In the weeks that followed, I found blogs and articles written by other doctors about their lives as neurodivergent professionals, and it felt like they were singing the song of my life. I understood then that I needed to find out whether the inkling growing within me had a genuine basis.
The journey to finally getting an assessment was full of self-doubt.
- What if this was ‘just trauma’ that needed to be worked on? (Just as I had been doing all this while, but after intensive trauma work, something still didn’t make sense).
- What if I was just being lazy and avoidant of certain aspects of my work? (But I was working extra hours to make sure everything was perfect).
- What if this was just an excuse I was latching on to, to explain my lack of zeal and confidence in general adult acute?
- What if I was trying to take up space in a community where I didn’t belong?
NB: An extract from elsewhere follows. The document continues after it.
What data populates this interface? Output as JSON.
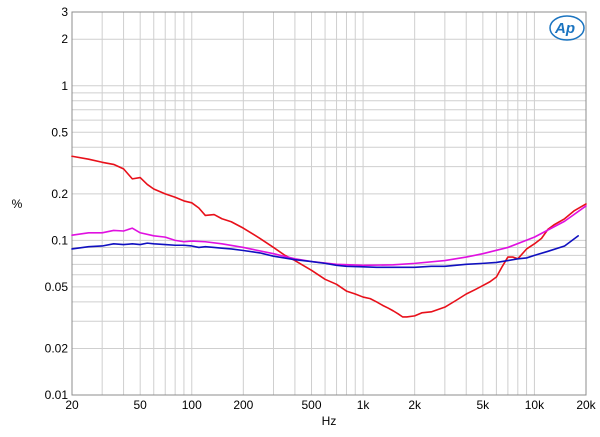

And how intensely would I be shamed for doing so?
The thoughts gained momentum with each passing day. And with every gentle step towards the decision to get formally assessed, emotions heightened and intensified. Self acceptance needed me to be aware of what aspect of me was asking to be embraced — but at this time, all I had was the ability to hold on to the handrails as the ground beneath my feet shook.
The assessment involved a series of questionnaires and a full day of conversations, by the end of which I was feeling heard and understood in ways I hadn’t been before.
When I received my diagnoses of Autism and ADHD, what I felt wasn’t shock. It was something closer to relief with depth. Like a key turning in a lock I hadn’t known was there. Suddenly, the years of exhaustion that had no visible cause made sense. The way I had always needed more recovery time than others after social demands. The hyperfocus that could make me extraordinary and the transition costs that could floor me. The texture of environments how some nourished and some depleted in ways I had never been able to articulate suddenly made sense too. My whole history rearranged itself into a more honest shape.
The process of acceptance took time, but not too long. I was fortunate to be supported by friends and colleagues who celebrated my differences. There’s something to be said about the ease with which you are able to embrace yourself when you feel accepted by others. A kind of deep contentment that isn’t conditionally dependent on how others view and react to you, but is informed and bolstered by it, without strings.
The presence of genuine acceptance in your immediate community can be life-giving. And so it became easier and easier, every day since the diagnosis, to honour who I am.
Truly, self acceptance for neurodivergence starts within. But how fortunate would we all be if we each had friends, colleagues, and communities that welcomed what we think are our sharp edges with open arms? I wish that for everyone.
So let this Autism Acceptance Month, and every one that follows, be about the neurodivergent person accepting themselves for who they are. And let the space around them be full of loving and compassionate embrace by the people that surround them.
Because neurodivergence is not a problem to be solved. It has always been a person waiting to be known. And the space we share it belongs to all of us. Belonging is not transactional. It is simply what we owe each other as human beings sharing the same world. When we create spaces where every mind is welcomed every person is allowed to exhale. And a humanity that knows how to do that for its most different members knows how to do it for everyone. We meet each other fully, and are each made richer for it. That is what belonging looks like when it is real.